Sertifikasi sebagai Bentuk Pembinaan, Bukan Pembatasan
Lebih lanjut, Filosa tak menampik bahwa wacana sertifikasi bagi influencer ini memang dapat memicu perdebatan, utamanya soal kekhawatiran kebebasan berekspresi. Oleh karena itu, ia menekankan perlunya sosialisasi dan komunikasi publik yang efektif oleh pemerintah agar kebijakan ini dipahami sebagai bentuk pembinaan, bukan pembatasan.
Tak ketinggalan, ia mengatakan bahwa sertifikasi bukan hanya sekadar mengukur kemampuan teknis si influencer saja.
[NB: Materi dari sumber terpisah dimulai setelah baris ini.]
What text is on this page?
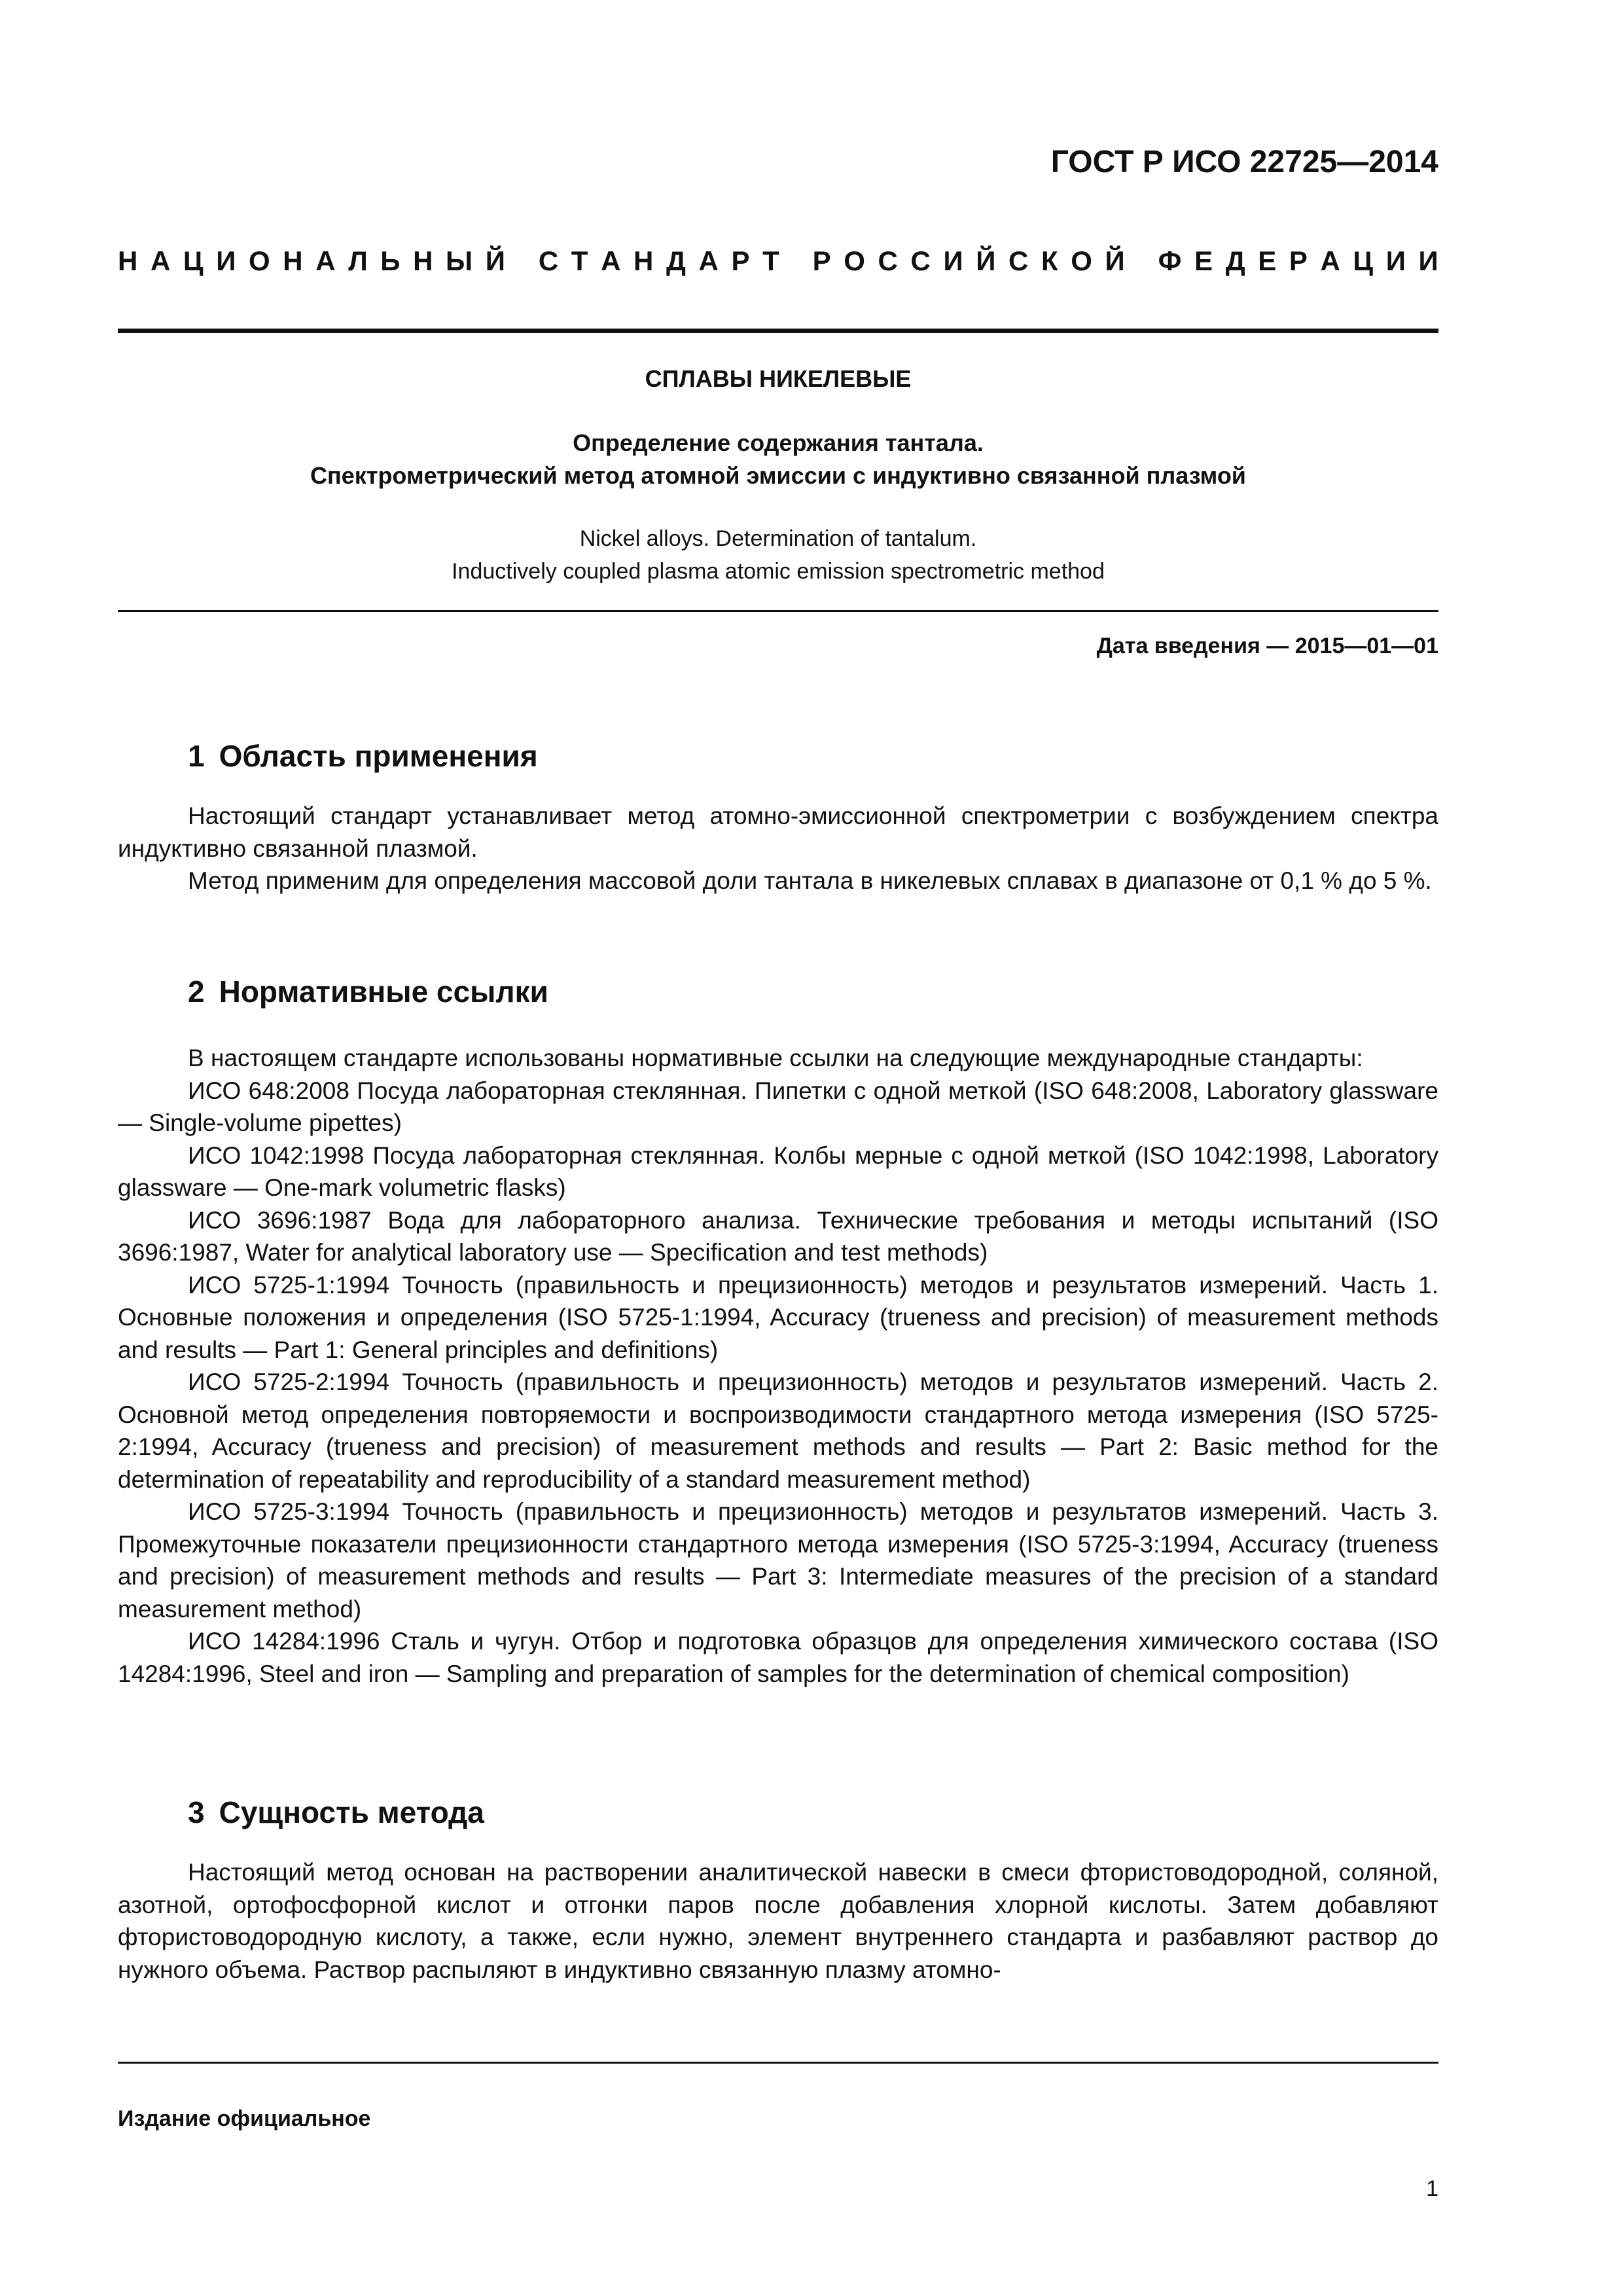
ГОСТ Р ИСО 22725—2014
Н А Ц И О Н А Л Ь Н Ы Й
С Т А Н Д А Р Т
Р О С С И Й С К О Й
Ф Е Д Е Р А Ц И И
СПЛАВЫ НИКЕЛЕВЫЕ
Определение содержания тантала.
Спектрометрический метод атомной эмиссии с индуктивно связанной плазмой
Nickel alloys. Determination of tantalum.
Inductively coupled plasma atomic emission spectrometric method
Дата введения — 2015—01—01
1 Область применения

Настоящий стандарт устанавливает метод атомно-эмиссионной спектрометрии с возбуждением спектра индуктивно связанной плазмой.

Метод применим для определения массовой доли тантала в никелевых сплавах в диапазоне от 0,1 % до 5 %.

2 Нормативные ссылки

В настоящем стандарте использованы нормативные ссылки на следующие международные стандарты:

ИСО 648:2008 Посуда лабораторная стеклянная. Пипетки с одной меткой (ISO 648:2008, Laboratory glassware — Single-volume pipettes)

ИСО 1042:1998 Посуда лабораторная стеклянная. Колбы мерные с одной меткой (ISO 1042:1998, Laboratory glassware — One-mark volumetric flasks)

ИСО 3696:1987 Вода для лабораторного анализа. Технические требования и методы испытаний (ISO 3696:1987, Water for analytical laboratory use — Specification and test methods)

ИСО 5725-1:1994 Точность (правильность и прецизионность) методов и результатов измерений. Часть 1. Основные положения и определения (ISO 5725-1:1994, Accuracy (trueness and precision) of measurement methods and results — Part 1: General principles and definitions)

ИСО 5725-2:1994 Точность (правильность и прецизионность) методов и результатов измерений. Часть 2. Основной метод определения повторяемости и воспроизводимости стандартного метода измерения (ISO 5725-2:1994, Accuracy (trueness and precision) of measurement methods and results — Part 2: Basic method for the determination of repeatability and reproducibility of a standard measurement method)

ИСО 5725-3:1994 Точность (правильность и прецизионность) методов и результатов измерений. Часть 3. Промежуточные показатели прецизионности стандартного метода измерения (ISO 5725-3:1994, Accuracy (trueness and precision) of measurement methods and results — Part 3: Intermediate measures of the precision of a standard measurement method)

ИСО 14284:1996 Сталь и чугун. Отбор и подготовка образцов для определения химического состава (ISO 14284:1996, Steel and iron — Sampling and preparation of samples for the determination of chemical composition)

3 Сущность метода

Настоящий метод основан на растворении аналитической навески в смеси фтористоводородной, соляной, азотной, ортофосфорной кислот и отгонки паров после добавления хлорной кислоты. Затем добавляют фтористоводородную кислоту, а также, если нужно, элемент внутреннего стандарта и разбавляют раствор до нужного объема. Раствор распыляют в индуктивно связанную плазму атомно-

Издание официальное
1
Pemerintah juga harus memastikan bahwa pemahaman para pemengaruh terhadap regulasi, literasi digital, dan moralitas publik betul-betul dipahami dengan baik.
Filosa juga mengingatkan penerapan sertifikasi yang harus dilakukan dengan hati-hati dan bertahap. Hal ini dikarenakan dampak dan pengaruhnya akan besar pada ekosistem digital.
“Kebijakan ini bisa mengubah dinamika ruang digital secara signifikan. Karena itu, perlu kajian mendalam dan melibatkan berbagai pihak agar hasilnya tidak menimbulkan distorsi,” pungkasnya.